Лорен спрятал руки в карманы брюк и улыбнулся мне:

— Не говорите, что не знаете этой сказки!

Я покачала головой.

— Тогда я должен буду рассказать ее вам в следующий раз, когда мы встретимся.

— Но…

Неужели я действительно это услышала? Неужели то, что происходит со мной, — это правда?

— Или вам не понравилось?

— Конечно, я имею в виду, мы ведь только…

У меня перехватило дух. Он хотел опять меня увидеть! Конечно, Лорен мог бы это сделать, когда снова пришел бы в балхаус, однако он, конечно, подразумевал совсем другое.

— А что с вашими спутницами? Вы же не сможете уйти тайком от них.

Улыбка исчезла с лица Лорена, и оно приобрело тоскливое выражение.

— Но ведь сегодня мне это удалось, не так ли? И кроме того… Не о каждом человеке можно судить по его внешнему виду. Берлин — город артистов. Очень многие люди хотят выглядеть более значительными, чем они есть на самом деле. Неужели вы и вправду верите, что все, кто появляется здесь в блестящих платьях, богаты? У многих из них есть всего один выходной костюм, и этот костюм они надевают, идя в танцзал. Они веселятся, забывают о времени и тратят деньги — чтобы затем вернуться в свою мрачную съемную квартиру.

— А причем тут ваши спутницы? — спросила я, потому что он не ответил на мой вопрос.

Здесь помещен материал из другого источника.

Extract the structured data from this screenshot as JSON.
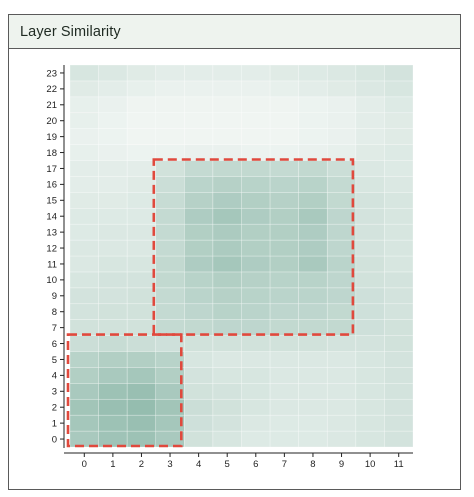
{
  "panel": {
    "title": "Layer Similarity"
  },
  "chart_data": {
    "type": "heatmap",
    "title": "Layer Similarity",
    "xlabel": "",
    "ylabel": "",
    "x_ticks": [
      0,
      1,
      2,
      3,
      4,
      5,
      6,
      7,
      8,
      9,
      10,
      11
    ],
    "y_ticks": [
      0,
      1,
      2,
      3,
      4,
      5,
      6,
      7,
      8,
      9,
      10,
      11,
      12,
      13,
      14,
      15,
      16,
      17,
      18,
      19,
      20,
      21,
      22,
      23
    ],
    "value_range": [
      0,
      1
    ],
    "color_low": "#f6f9f7",
    "color_high": "#7aac9b",
    "grid": true,
    "values": [
      [
        0.62,
        0.7,
        0.72,
        0.62,
        0.3,
        0.25,
        0.2,
        0.2,
        0.2,
        0.22,
        0.25,
        0.28
      ],
      [
        0.65,
        0.72,
        0.75,
        0.65,
        0.32,
        0.28,
        0.22,
        0.2,
        0.2,
        0.22,
        0.25,
        0.28
      ],
      [
        0.68,
        0.75,
        0.78,
        0.68,
        0.35,
        0.3,
        0.25,
        0.22,
        0.22,
        0.22,
        0.25,
        0.28
      ],
      [
        0.62,
        0.72,
        0.75,
        0.62,
        0.3,
        0.28,
        0.25,
        0.22,
        0.22,
        0.22,
        0.25,
        0.28
      ],
      [
        0.55,
        0.62,
        0.65,
        0.55,
        0.28,
        0.25,
        0.25,
        0.22,
        0.22,
        0.22,
        0.25,
        0.28
      ],
      [
        0.5,
        0.55,
        0.55,
        0.5,
        0.25,
        0.22,
        0.22,
        0.22,
        0.22,
        0.22,
        0.25,
        0.28
      ],
      [
        0.35,
        0.38,
        0.35,
        0.32,
        0.3,
        0.3,
        0.3,
        0.3,
        0.3,
        0.28,
        0.28,
        0.3
      ],
      [
        0.3,
        0.3,
        0.3,
        0.4,
        0.42,
        0.45,
        0.45,
        0.42,
        0.42,
        0.42,
        0.32,
        0.3
      ],
      [
        0.28,
        0.3,
        0.3,
        0.4,
        0.45,
        0.5,
        0.48,
        0.45,
        0.45,
        0.42,
        0.32,
        0.28
      ],
      [
        0.28,
        0.28,
        0.3,
        0.4,
        0.48,
        0.52,
        0.5,
        0.48,
        0.48,
        0.45,
        0.32,
        0.28
      ],
      [
        0.25,
        0.28,
        0.28,
        0.42,
        0.5,
        0.55,
        0.52,
        0.5,
        0.5,
        0.45,
        0.3,
        0.28
      ],
      [
        0.22,
        0.25,
        0.25,
        0.42,
        0.58,
        0.65,
        0.58,
        0.55,
        0.62,
        0.48,
        0.3,
        0.25
      ],
      [
        0.22,
        0.22,
        0.22,
        0.4,
        0.55,
        0.6,
        0.55,
        0.55,
        0.58,
        0.45,
        0.28,
        0.25
      ],
      [
        0.2,
        0.22,
        0.22,
        0.4,
        0.55,
        0.6,
        0.55,
        0.55,
        0.58,
        0.45,
        0.28,
        0.25
      ],
      [
        0.2,
        0.2,
        0.2,
        0.4,
        0.58,
        0.65,
        0.58,
        0.55,
        0.62,
        0.45,
        0.28,
        0.25
      ],
      [
        0.18,
        0.18,
        0.2,
        0.38,
        0.52,
        0.58,
        0.55,
        0.52,
        0.55,
        0.42,
        0.28,
        0.25
      ],
      [
        0.15,
        0.15,
        0.18,
        0.35,
        0.48,
        0.52,
        0.5,
        0.48,
        0.5,
        0.4,
        0.25,
        0.22
      ],
      [
        0.15,
        0.15,
        0.15,
        0.3,
        0.4,
        0.42,
        0.42,
        0.4,
        0.42,
        0.35,
        0.22,
        0.2
      ],
      [
        0.12,
        0.1,
        0.08,
        0.08,
        0.1,
        0.1,
        0.08,
        0.08,
        0.1,
        0.12,
        0.18,
        0.2
      ],
      [
        0.1,
        0.08,
        0.05,
        0.05,
        0.05,
        0.05,
        0.05,
        0.05,
        0.08,
        0.1,
        0.15,
        0.18
      ],
      [
        0.12,
        0.08,
        0.05,
        0.05,
        0.05,
        0.05,
        0.05,
        0.05,
        0.08,
        0.1,
        0.15,
        0.18
      ],
      [
        0.12,
        0.1,
        0.06,
        0.06,
        0.06,
        0.06,
        0.06,
        0.06,
        0.08,
        0.1,
        0.15,
        0.2
      ],
      [
        0.18,
        0.15,
        0.12,
        0.1,
        0.1,
        0.1,
        0.1,
        0.12,
        0.15,
        0.18,
        0.22,
        0.25
      ],
      [
        0.25,
        0.22,
        0.18,
        0.15,
        0.15,
        0.15,
        0.15,
        0.18,
        0.2,
        0.22,
        0.25,
        0.28
      ]
    ],
    "highlight_boxes": [
      {
        "x_range": [
          0,
          3
        ],
        "y_range": [
          0,
          6
        ],
        "color": "#e0493d",
        "style": "dashed"
      },
      {
        "x_range": [
          3,
          9
        ],
        "y_range": [
          7,
          17
        ],
        "color": "#e0493d",
        "style": "dashed"
      }
    ]
  }
}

— Такой человек, как я… От меня в буквальном смысле слова ожидают, что я постоянно буду встречаться с новыми людьми, и это — часть маскарада, с помощью которого я развлекаю жителей этого города. Но когда маскарад заканчивается, я провожаю девочку домой, целую ее на прощание, а на следующий день привожу новую.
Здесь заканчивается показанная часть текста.